Novel Microchannel Based Indirect Liquid Cooling for Lithium-Ion Battery Thermal Management: A 3-D CFD Study

Effective battery pack thermal management is critical in electric vehicle performance optimization. This study evaluates the efficacy of water cooling, utilizing microchannels embedded within an aluminium block, in mitigating thermal run-away within battery packs due to excessive heat generation while charging and discharging. A comparison between rectangular and square cross-section microchannels for varying Reynolds numbers is conducted to determine the optimal geometry for enhanced efficiency.
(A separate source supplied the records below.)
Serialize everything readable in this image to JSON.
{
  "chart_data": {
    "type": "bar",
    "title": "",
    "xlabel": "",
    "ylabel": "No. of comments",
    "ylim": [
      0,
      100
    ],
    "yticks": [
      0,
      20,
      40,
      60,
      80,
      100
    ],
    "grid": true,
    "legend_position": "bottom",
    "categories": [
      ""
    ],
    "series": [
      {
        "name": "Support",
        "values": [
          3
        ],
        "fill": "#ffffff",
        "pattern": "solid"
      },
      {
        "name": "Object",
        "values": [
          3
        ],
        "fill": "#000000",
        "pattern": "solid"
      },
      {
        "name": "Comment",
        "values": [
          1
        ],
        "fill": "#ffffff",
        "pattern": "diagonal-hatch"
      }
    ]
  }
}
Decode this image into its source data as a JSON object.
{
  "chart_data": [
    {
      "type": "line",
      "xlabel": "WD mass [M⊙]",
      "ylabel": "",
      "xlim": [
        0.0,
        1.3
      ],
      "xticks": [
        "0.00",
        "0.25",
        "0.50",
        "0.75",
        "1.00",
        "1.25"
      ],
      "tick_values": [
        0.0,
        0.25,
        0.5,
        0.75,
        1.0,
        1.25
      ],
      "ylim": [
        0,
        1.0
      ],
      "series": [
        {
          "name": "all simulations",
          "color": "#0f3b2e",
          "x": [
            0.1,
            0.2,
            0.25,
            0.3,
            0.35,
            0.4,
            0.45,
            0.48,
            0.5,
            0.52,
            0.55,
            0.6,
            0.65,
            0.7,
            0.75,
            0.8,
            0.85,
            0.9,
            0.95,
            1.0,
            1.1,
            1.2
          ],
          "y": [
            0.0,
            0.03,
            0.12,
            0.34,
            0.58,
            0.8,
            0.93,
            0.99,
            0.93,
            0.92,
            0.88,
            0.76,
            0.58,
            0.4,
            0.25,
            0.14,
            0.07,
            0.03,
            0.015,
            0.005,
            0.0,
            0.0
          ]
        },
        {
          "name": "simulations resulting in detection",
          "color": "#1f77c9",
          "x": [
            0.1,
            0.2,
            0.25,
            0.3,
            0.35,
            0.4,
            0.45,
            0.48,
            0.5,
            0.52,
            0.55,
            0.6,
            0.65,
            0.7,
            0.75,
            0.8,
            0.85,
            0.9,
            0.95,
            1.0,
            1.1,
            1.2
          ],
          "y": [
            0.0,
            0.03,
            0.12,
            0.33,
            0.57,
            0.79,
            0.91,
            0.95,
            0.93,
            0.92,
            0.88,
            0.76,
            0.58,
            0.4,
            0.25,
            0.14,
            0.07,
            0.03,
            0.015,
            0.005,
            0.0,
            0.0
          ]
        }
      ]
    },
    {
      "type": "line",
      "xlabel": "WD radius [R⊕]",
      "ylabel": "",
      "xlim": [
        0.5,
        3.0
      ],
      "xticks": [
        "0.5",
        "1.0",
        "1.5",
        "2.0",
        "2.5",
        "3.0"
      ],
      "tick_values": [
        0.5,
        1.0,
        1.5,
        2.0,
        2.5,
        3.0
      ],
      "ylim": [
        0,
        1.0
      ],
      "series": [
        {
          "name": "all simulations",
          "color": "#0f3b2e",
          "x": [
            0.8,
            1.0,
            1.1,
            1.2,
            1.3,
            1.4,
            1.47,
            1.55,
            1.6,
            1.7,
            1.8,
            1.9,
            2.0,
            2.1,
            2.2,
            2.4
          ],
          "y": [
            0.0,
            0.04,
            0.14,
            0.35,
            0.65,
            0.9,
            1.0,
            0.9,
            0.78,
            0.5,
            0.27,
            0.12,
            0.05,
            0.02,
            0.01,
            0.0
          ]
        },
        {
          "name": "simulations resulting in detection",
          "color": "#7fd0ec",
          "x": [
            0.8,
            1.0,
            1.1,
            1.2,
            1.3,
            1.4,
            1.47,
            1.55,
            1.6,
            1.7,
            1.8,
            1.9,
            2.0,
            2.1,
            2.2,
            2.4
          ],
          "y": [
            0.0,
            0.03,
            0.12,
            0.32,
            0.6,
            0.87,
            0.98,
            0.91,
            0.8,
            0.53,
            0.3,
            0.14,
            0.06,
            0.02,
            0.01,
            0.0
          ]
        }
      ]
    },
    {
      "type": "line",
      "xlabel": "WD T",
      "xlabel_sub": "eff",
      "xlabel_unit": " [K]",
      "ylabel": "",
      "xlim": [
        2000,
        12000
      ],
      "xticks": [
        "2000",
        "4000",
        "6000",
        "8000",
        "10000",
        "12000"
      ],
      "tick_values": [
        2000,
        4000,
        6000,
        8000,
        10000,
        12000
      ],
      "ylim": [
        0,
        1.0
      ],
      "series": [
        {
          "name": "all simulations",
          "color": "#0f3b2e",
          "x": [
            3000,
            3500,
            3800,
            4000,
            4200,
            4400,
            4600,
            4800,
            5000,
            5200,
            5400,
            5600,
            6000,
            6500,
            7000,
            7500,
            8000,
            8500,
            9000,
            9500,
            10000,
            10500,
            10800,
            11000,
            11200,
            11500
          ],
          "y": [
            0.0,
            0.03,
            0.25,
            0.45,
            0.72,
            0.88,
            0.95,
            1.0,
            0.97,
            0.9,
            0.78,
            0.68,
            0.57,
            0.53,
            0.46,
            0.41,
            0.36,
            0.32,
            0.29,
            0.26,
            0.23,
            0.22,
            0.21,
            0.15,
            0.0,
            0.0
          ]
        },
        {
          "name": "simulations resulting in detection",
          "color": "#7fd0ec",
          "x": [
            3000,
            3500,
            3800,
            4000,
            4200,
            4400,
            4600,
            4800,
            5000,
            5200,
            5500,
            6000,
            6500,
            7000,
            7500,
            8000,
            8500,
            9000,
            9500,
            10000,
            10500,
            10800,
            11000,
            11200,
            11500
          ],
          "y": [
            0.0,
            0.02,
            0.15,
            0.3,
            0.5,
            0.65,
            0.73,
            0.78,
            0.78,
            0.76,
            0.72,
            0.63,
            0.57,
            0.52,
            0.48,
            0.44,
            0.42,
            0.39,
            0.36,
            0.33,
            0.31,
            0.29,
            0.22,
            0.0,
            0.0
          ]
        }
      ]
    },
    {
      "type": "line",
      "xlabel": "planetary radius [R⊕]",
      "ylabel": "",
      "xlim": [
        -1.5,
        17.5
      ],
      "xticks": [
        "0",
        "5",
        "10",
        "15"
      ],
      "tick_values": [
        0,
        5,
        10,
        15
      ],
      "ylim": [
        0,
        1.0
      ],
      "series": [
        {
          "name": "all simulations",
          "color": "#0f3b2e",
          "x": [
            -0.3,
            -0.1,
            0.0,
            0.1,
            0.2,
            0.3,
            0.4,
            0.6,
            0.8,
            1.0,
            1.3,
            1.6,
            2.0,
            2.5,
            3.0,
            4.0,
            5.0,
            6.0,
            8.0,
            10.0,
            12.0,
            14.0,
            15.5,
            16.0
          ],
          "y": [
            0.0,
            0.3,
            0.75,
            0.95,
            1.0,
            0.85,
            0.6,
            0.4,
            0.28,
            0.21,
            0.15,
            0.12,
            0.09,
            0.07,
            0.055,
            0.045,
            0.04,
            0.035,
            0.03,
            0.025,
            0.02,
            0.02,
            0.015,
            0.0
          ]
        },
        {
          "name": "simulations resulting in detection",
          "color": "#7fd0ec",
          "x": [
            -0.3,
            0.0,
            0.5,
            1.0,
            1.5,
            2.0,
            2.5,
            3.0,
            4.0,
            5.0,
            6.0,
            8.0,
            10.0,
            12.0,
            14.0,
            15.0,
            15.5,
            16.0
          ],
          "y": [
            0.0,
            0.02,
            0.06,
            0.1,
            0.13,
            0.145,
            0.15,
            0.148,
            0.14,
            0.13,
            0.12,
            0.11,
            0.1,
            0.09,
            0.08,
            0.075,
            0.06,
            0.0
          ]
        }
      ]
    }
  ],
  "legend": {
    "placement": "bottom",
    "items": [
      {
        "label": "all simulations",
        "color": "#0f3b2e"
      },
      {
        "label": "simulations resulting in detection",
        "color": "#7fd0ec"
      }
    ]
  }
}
Results indicate that integrating water cooling through aluminium microchannels significantly reduces the battery pack's maximum surface temperatures. It is observed that the rectangular cross-section microchannel with a height of 8 mm exhibited the lowest maximum surface temperature in the range of 335 to 312 K for the range of Reynolds number studied. The same design provided the highest Nusselt number, with the square microchannel giving the least. However, with an increase in microchannel height above 6 mm, the enhancement in Nusselt number is not significant. Microchannel with a height of 4 mm has the minimum friction factor for higher Re, indicating optimal height. Maximum cooling performance is obtained with 8 mm for lower Re; for higher Re, 4 mm performed the best. Hence. If there are no limitations on pumping power, the 4 mm configuration is preferable at higher Re, as it offers superior performance.